A global crackdown on bank oversight could undermine a fragile economic recovery if governments move too fast and fail to cooperate, international bankers warned at a conference on Sunday.
-- Deutsche's Ackermann warns on big bank surcharges
-- Bankers fear toughening of Basel III in some nations
Amid mounting currency tensions and talk of new surcharges on the industry, some of the world's top bankers appealed for a gradual approach to implementing the Basel III accord on capital and other banking reforms.
The bankers expressed fears that individual governments will go beyond the Basel III deal struck last month between finance ministers from 27 countries that will force tougher capital and liquidity requirements on banks by 2019 so they can better withstand economic downturns and financial shocks.
"There are many troubling developments that we are now seeing on regulatory reform," said Josef Ackermann, chief executive of Deutsche Bank and chairman of the Institute of International Finance, an industry group.
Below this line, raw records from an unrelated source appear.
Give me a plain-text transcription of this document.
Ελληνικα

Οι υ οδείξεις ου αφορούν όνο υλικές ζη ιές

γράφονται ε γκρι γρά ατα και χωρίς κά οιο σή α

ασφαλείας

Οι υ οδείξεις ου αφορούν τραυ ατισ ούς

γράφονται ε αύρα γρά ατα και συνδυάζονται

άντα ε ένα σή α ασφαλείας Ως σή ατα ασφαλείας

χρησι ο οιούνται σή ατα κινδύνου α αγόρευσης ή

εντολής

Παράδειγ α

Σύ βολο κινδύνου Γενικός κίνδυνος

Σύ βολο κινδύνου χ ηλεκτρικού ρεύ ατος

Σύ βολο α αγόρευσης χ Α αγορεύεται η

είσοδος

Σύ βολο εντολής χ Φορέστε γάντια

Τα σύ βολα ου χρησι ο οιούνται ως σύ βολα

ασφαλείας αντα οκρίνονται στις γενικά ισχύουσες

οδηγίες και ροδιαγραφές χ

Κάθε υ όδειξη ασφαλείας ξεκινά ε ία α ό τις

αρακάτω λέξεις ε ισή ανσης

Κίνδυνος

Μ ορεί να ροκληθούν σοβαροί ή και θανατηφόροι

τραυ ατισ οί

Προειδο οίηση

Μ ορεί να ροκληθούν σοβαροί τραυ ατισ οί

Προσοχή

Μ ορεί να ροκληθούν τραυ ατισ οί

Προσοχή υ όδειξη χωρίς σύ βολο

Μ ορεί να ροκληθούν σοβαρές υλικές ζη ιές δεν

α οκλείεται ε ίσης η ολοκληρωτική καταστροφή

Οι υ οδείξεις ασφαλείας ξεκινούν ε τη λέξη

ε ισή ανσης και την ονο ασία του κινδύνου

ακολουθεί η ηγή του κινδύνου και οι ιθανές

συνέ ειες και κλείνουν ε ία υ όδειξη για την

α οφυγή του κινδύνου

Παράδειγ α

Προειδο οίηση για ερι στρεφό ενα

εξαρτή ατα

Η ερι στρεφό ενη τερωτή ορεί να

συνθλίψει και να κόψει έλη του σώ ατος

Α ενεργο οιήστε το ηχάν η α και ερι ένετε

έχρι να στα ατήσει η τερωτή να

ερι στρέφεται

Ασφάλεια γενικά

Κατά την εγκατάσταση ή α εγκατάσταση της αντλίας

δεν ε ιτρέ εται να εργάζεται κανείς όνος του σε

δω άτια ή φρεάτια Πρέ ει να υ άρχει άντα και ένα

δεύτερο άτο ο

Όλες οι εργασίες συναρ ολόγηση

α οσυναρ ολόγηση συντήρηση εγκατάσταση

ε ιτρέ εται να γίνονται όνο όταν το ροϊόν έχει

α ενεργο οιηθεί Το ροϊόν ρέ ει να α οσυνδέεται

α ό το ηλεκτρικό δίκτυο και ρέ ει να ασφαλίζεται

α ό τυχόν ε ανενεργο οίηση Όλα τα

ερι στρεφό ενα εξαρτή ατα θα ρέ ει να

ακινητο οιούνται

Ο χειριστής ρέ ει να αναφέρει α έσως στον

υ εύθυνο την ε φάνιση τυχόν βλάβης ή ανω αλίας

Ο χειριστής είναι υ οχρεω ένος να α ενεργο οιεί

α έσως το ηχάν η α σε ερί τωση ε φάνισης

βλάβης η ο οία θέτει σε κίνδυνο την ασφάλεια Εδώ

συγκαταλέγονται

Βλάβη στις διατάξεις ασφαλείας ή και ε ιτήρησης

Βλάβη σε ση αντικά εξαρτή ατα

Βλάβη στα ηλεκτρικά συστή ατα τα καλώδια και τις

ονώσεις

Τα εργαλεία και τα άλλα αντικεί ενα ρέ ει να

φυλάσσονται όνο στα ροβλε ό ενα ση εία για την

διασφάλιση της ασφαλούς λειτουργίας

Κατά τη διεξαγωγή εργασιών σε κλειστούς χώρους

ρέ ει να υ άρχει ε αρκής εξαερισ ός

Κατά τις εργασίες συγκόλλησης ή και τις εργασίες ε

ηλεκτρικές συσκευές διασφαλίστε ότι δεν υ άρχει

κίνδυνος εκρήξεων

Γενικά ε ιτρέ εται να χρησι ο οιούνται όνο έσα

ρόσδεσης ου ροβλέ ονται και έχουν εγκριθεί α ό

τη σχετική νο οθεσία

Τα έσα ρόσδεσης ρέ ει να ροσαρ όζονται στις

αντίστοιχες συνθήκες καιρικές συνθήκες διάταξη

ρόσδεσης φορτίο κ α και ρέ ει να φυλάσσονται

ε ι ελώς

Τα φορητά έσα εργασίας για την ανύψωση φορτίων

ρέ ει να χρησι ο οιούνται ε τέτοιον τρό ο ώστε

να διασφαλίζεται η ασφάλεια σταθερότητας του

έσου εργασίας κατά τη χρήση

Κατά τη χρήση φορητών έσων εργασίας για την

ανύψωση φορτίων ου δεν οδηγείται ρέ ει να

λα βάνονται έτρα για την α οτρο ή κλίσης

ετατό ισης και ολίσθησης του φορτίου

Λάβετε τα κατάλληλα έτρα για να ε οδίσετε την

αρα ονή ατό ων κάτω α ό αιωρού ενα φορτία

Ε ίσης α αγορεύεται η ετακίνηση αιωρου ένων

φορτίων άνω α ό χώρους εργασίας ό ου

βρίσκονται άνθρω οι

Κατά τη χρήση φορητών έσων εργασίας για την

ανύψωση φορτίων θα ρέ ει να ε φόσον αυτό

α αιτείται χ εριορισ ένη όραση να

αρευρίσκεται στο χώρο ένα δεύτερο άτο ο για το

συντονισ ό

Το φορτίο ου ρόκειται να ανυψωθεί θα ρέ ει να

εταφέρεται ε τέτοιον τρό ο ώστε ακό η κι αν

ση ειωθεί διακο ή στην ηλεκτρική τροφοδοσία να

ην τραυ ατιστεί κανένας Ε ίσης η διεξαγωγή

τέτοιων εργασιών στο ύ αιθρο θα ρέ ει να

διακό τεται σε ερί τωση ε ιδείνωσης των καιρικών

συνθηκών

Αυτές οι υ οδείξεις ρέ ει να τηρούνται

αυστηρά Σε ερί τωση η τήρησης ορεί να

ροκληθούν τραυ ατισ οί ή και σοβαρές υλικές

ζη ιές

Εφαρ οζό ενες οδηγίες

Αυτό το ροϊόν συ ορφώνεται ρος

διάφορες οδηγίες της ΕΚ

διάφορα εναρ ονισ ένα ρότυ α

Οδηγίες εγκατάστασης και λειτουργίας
Ackermann and fellow IIF leaders criticised talk that governments might impose surcharges based on banks' size requiring the largest of them to hold more capital than already called for in the Basel agreement.
"The focus should not be on penalising firms just because they are big," Ackermann said. "Interconnectedness is at least as important, as we learned with the collapse of Lehman Brothers."
He also emphasised a concern bankers at the meeting have been sounding all weekend - governments should not seek to accelerate the 2019 deadline for fully implementing the new reforms.
"It is very important that the official authorities ensure that the Basel implementing timetable is fully respected," Ackermann said.
The IIF held its annual meeting here this weekend alongside the fall meetings of the International Monetary Fund and the World Bank, mixing thousands of grey-suited bankers with the usual throngs of weekend tourists on Washington's streets.
At the meeting, regulators from many countries have pushed back against bankers' concerns, arguing they are overstated. "Banks have many ways they can adjust their business models to meet the new standards as they are phased in," William Dudley, the head of the Federal Reserve Bank of New York, said on Sunday. "Many of these changes can occur without any risk of disruption to the flow of credit to households and business."
Bankers and regulators at the IIF annual meeting have found common cause, however, on the notion that if new bank rules and capital reforms are not co-ordinated internationally, then they will have less impact and could create opportunities for mischief or economically risky behaviour in countries with lax regulatory environments.
Ever since the 2007-2009 financial crisis, regulators world-wide have moved to tighten oversight of big banks, which have resisted US and European Union reforms, even as many banks have edged toward more conservative business models.
While acknowledging a need for changes to help prevent a recurrence of the crisis and the recession that followed, the banks have sought to protect their profitability and growth from costly new rules and limits on their activities.
Hitting banks too hard and too fast on Basel III could weaken the economy, said Peter Sands, group chief executive of UK financial group Standard Chartered.
"We do have an array of concerns around uncoordinated actions and fragmentation," Sands said, suggesting that original assessments of the economic impact of Basel III could worsen if national governments accelerate its implementation unevenly or tack on additional measures.
In July, the IIF put out a report stating that the Basel framework could reduce economic growth by 3 percent of Gross Domestic Product through 2015.
The new Basel rules will force banks to hold top-quality capital equal to 7 percent of their risk-bearing assets, more than triple than current standards, so they can better withstand economic downturns and financial shocks.
Banks will have until 2015 to meet the minimum core Tier 1 capital requirement, which consists of shares and retained earnings worth at least 4.5 percent of assets. An additional 2.5 percent "capital conservation buffer" will have to be in place by 2019.
Leaders from the Group of 20 developed and emerging nations are set to endorse Basel III when they meet in Seoul in November. Implementation will be left to each country. IIF board member William Rhodes said that beyond new capital and liquidity requirements governments need to co-ordinate on other issues impacting financial markets.
"The failure of accounting standard-setters to achieve demonstrated progress towards convergence in key areas is a matter of major concern," he said. "It's very difficult to have regulatory reform if you don't have accounting reform along with it."